The Commission considers that proposals requesting a contribution from the EU of between EUR 2.0 and 2.5 million would allow this challenge to be addressed appropriately. Nonetheless, this does not preclude submission and selection of proposals requesting other amounts.

This topic contributes to the roadmap of the Energy-efficient Buildings (EeB) cPPP.

Taking into account that almost 50 % of Union’s final energy consumption is used for heating and cooling, of which 80 % is used in buildings[[DIRECTIVE (EU) 2018/844 OF THE EUROPEAN PARLIAMENT AND OF THE COUNCIL of 30 May 2018 amending Directive 2010/31/EU on the energy performance of buildings and Directive 2012/27/EU on energy efficiency)]], the achievement of the Union’s energy and climate goals is linked to the Union’s efforts to renovate its building stock by giving priority to energy efficiency. Buildings are becoming a factor in the generation of renewable energy and energy storage, but still the process should be accelerated.

Renewable energy supply systems are not generally applied to their full potential and their application should be considered as a great opportunity to reduce fossil fuel consumption for existing multi-apartment residential buildings, regardless of their size, pursuant to the principle of first ensuring that energy needs for heating and cooling are reduced to cost optimal levels.

There is a need to demonstrate the real performance (including economic performance) of innovative renewable and energy efficient solutions for heating, cooling and domestic hot water production in multi-apartment residential buildings and to provide information on the overall system performance to the end user.

The analyses of existing building stocks demonstrate the high potential of renewable system applications in multi-apartment residential buildings, in which heating and cooling energy is currently supplied mostly with high valued energy sources e.g. electricity and fossil fuels.
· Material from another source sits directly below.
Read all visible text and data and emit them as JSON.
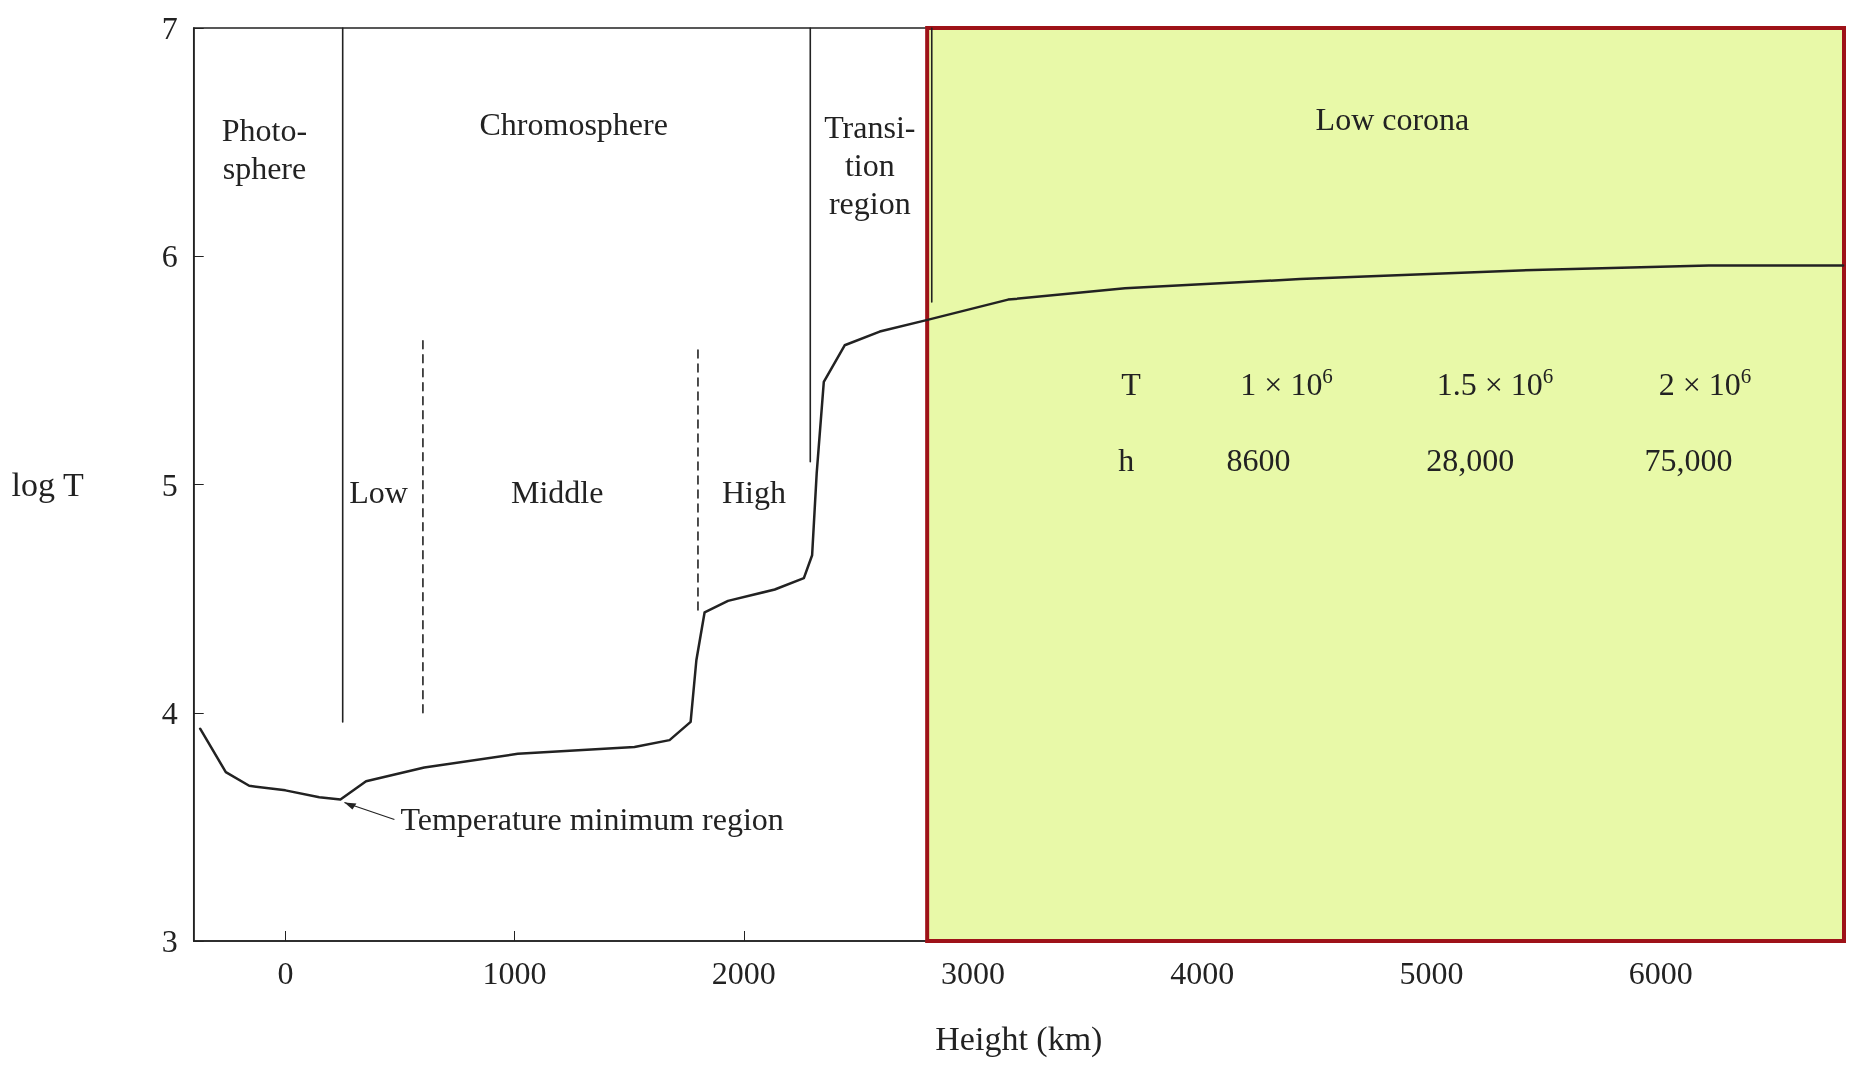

The implementation of renewable systems is lower than in single-family buildings due to several barriers.

Proposals are expected to demonstrate the impacts listed below, using quantified indicators and targets wherever possible:

  • Renewable energy production (in kWh /year);
  • Primary energy savings and GHG emission savings triggered by the proposed solutions (compared to best available solution existing today);
  • Competitiveness of the heat delivered by the proposed solutions (compared to best available solution existing today);
  • To increase return of investment and reduce the pay-back time;
  • Scale of the replicability and scalability potential of the proposed solutions.